問題自体は標準的な大学編入の筆記試験で出そうな問題で、レベル的には「編入数学過去問特訓」のA,B問が解ければ十分解けます。

(1)固有値の定義を説明せよ
固有値の定義式
A\boldsymbol{x}=λ \boldsymbol{x} (ただし \boldsymbol{x}≠\boldsymbol{0}
を説明すればOK

(2)A(4×4の正方行列 成分に文字aが含む)の行列式

(3)A固有値0を持つときのaを求めよ
固有方程式 \mathrm{det}(A-λE)=0 のλに0を代入すると、\mathrm{det}A=0 となるので(2)の結果が使える

(4)A固有値0に対する固有空間の基底を求めよ
面接官の方が「基底って知ってる?」とわざわざ聞いてくれました。

(5)→なぜか削除

基本的には各部屋10分だったのですが、数学だけは15分くらい待ってくれました(面接官によると問題が10分では解けないからだそう)

専門の口頭試問

情報、電気回路、電磁気、力学から問題を選択します。僕は元々電磁気を選ぼうとしていたのですが、電磁気であまり勉強していない円筒抵抗体の問題が出ていて焦りました。焦った結果なぜか血迷って力学を選択したのですが無事死亡しました。僕は(3)まで先生の誘導で解けたのですが、(3)を解いたところで先生に「本当にそれで合ってる?(合ってるんだけど理解してる??という意味)」と聞かれ僕が物理現象を理解出来てないことがバレました。先生は最後に「惜しかったですね 〜」って言って下さったのですが、壊滅的であることには変わりません。面接官の 先生は4人でした。

壁に固定されたばね定数kのばねとそれに繋がれた質量mの板で質量Mの球を発射する問題です。(下図参照)
f:id:yoshi12030:20180623164619p:plain
(1)ばねを自然長からx_{0}だけ縮めたときの弾性エネルギーを答えよ。
(2)手を離してばねが自然長からxの位置で速度がvになったとする。そのときの系全体のエネルギーを求めよ。
(3)球と板が離れた時の自然長からの位置を答えよ。
(4)そのときの速度v_{0}を求めよ。

今考えてみると簡単な問題なのですが、口頭試問になると解法が全く思い付かなくなります。
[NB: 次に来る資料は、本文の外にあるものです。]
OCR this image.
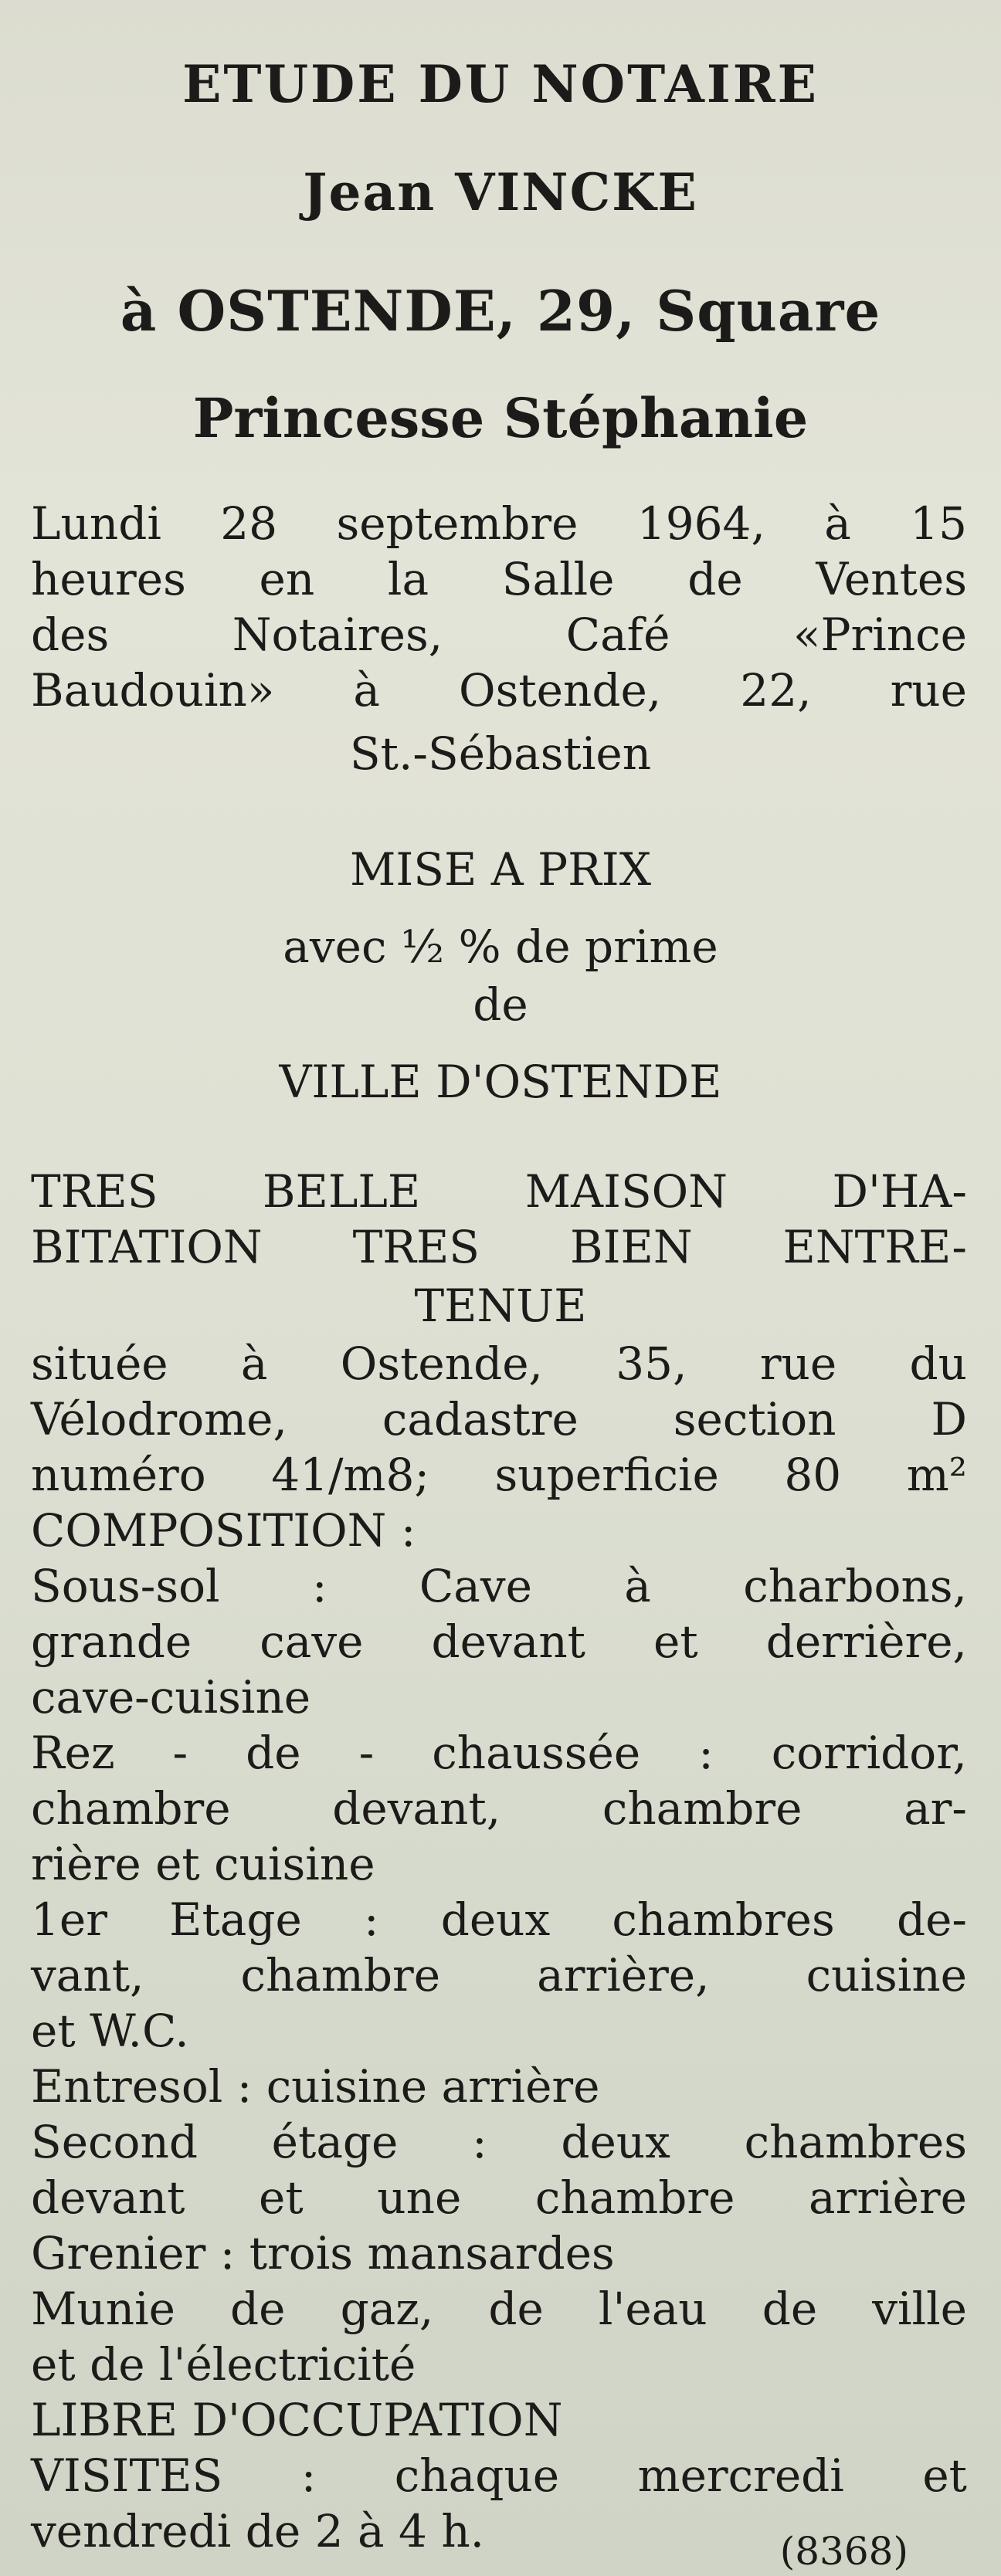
ETUDE DU NOTAIRE
Jean VINCKE
à OSTENDE, 29, Square
Princesse Stéphanie
Lundi 28 septembre 1964, à 15
heures en la Salle de Ventes
des Notaires, Café «Prince
Baudouin» à Ostende, 22, rue
St.-Sébastien
MISE A PRIX
avec ½ % de prime
de
VILLE D'OSTENDE
TRES BELLE MAISON D'HA-
BITATION TRES BIEN ENTRE-
TENUE
située à Ostende, 35, rue du
Vélodrome, cadastre section D
numéro 41/m8; superficie 80 m²
COMPOSITION :
Sous-sol : Cave à charbons,
grande cave devant et derrière,
cave-cuisine
Rez - de - chaussée : corridor,
chambre devant, chambre ar-
rière et cuisine
1er Etage : deux chambres de-
vant, chambre arrière, cuisine
et W.C.
Entresol : cuisine arrière
Second étage : deux chambres
devant et une chambre arrière
Grenier : trois mansardes
Munie de gaz, de l'eau de ville
et de l'électricité
LIBRE D'OCCUPATION
VISITES : chaque mercredi et
vendredi de 2 à 4 h.	(8368)
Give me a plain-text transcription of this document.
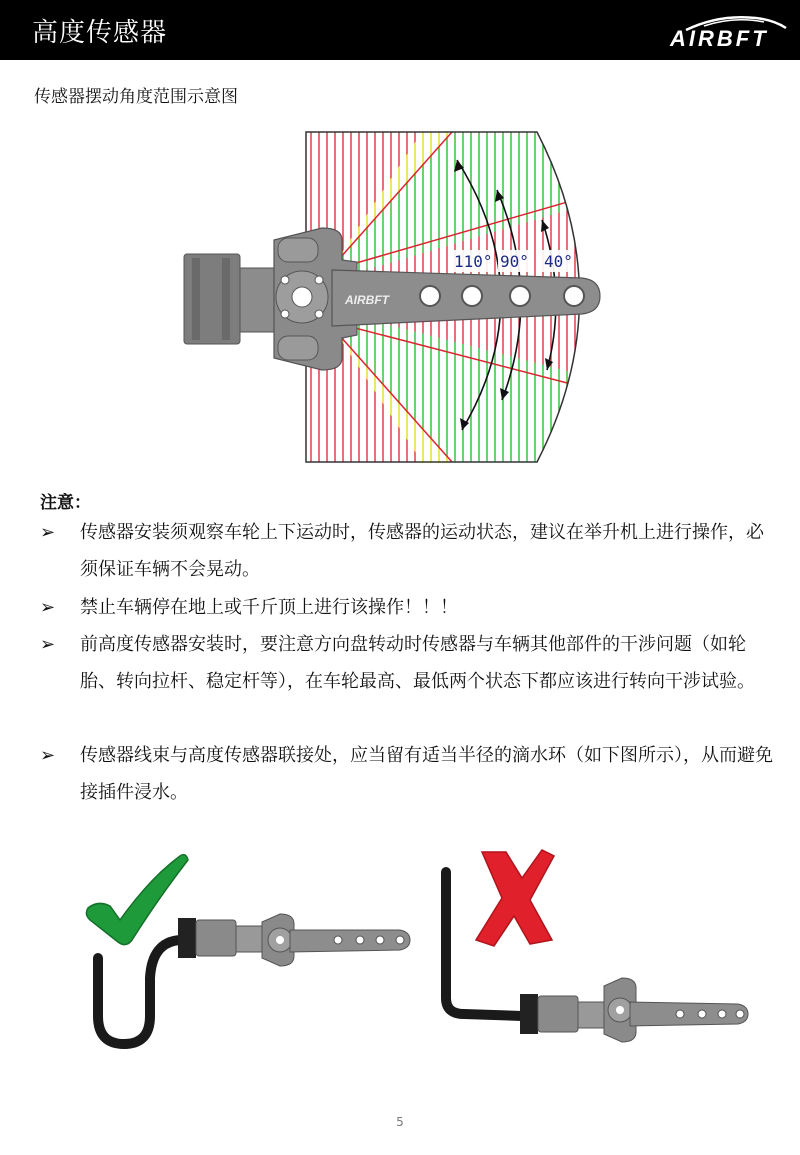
高度传感器	AIRBFT
传感器摆动角度范围示意图
110° 90° 40°
AIRBFT
注意：
➢ 传感器安装须观察车轮上下运动时，传感器的运动状态，建议在举升机上进行操作，必须保证车辆不会晃动。
➢ 禁止车辆停在地上或千斤顶上进行该操作！！！
➢ 前高度传感器安装时，要注意方向盘转动时传感器与车辆其他部件的干涉问题（如轮胎、转向拉杆、稳定杆等），在车轮最高、最低两个状态下都应该进行转向干涉试验。
➢ 传感器线束与高度传感器联接处，应当留有适当半径的滴水环（如下图所示），从而避免接插件浸水。
5
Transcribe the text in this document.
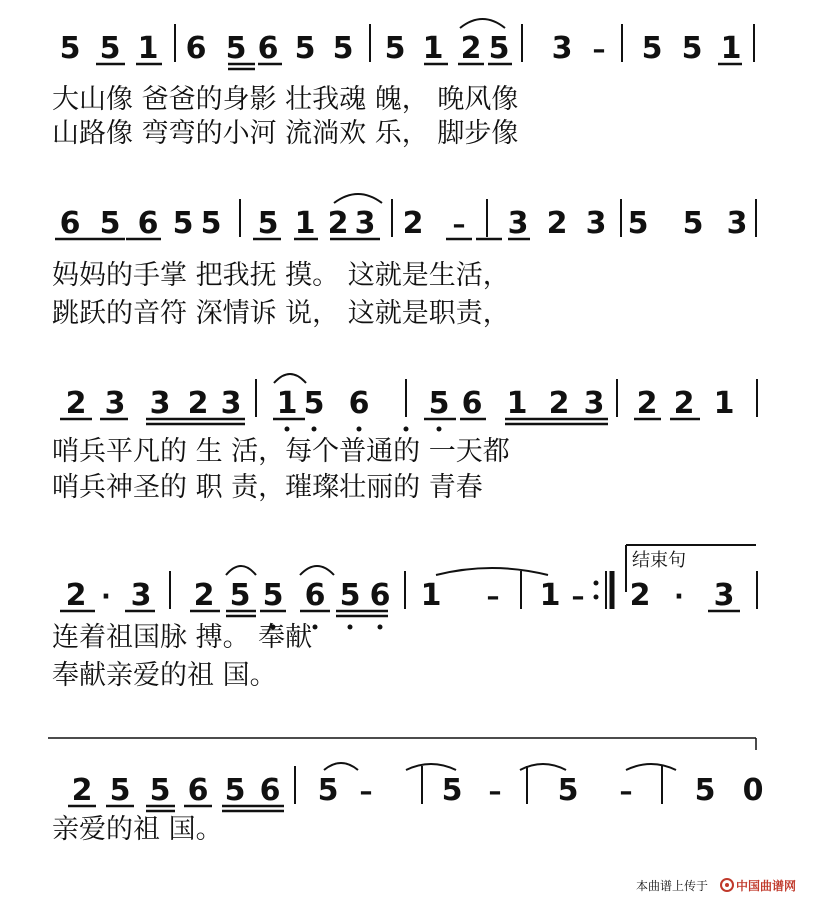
5 5 1 6 5 6 5 5 5 1 2 5 3 – 5 5 1
6 5 6 5 5 5 1 2 3 2 – 3 2 3 5 5 3
2 3 3 2 3 1 5 6 5 6 1 2 3 2 2 1
2 · 3 2 5 5 6 5 6 1 – 1 – 2 · 3
2 5 5 6 5 6 5 – 5 – 5 – 5 0
大山像 爸爸的身影 壮我魂 魄， 晚风像
山路像 弯弯的小河 流淌欢 乐， 脚步像
妈妈的手掌 把我抚 摸。 这就是生活，
跳跃的音符 深情诉 说， 这就是职责，
哨兵平凡的 生 活，每个普通的 一天都
哨兵神圣的 职 责，璀璨壮丽的 青春
连着祖国脉 搏。 奉献
奉献亲爱的祖 国。
亲爱的祖 国。
结束句
本曲谱上传于 中国曲谱网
推薦試験前に時間があるなら、専門科目をひと通り復習してどの分野でも出来るようにしておくのがオススメです。
また、この問題の解答例を公開したので下の記事も参考にして下さい。
yoshi12030.hatenablog.com

まとめ

ここまで色々と書きましたが、基本的には「席次」と「口頭試問」で決まると思います。口頭試問はいざ教授の前で問題を解くとなると問題が何を言ってるのか分からなくなったり、問題が分かっても簡単な問題なのに回答が思いつかなくなります。僕の自論ですが、これを切り抜けるには単純に勉強をするしかないと思ってます。(僕が専門解けなかったのは勉強不足を痛感してます)
電通大の推薦を受けようと思っている人は、推薦だからといって勉強を疎かにせずに、落ちても学力を受けようくらいの気持ちで勉強していくのが良いと思うので、是非とも勉強して下さい。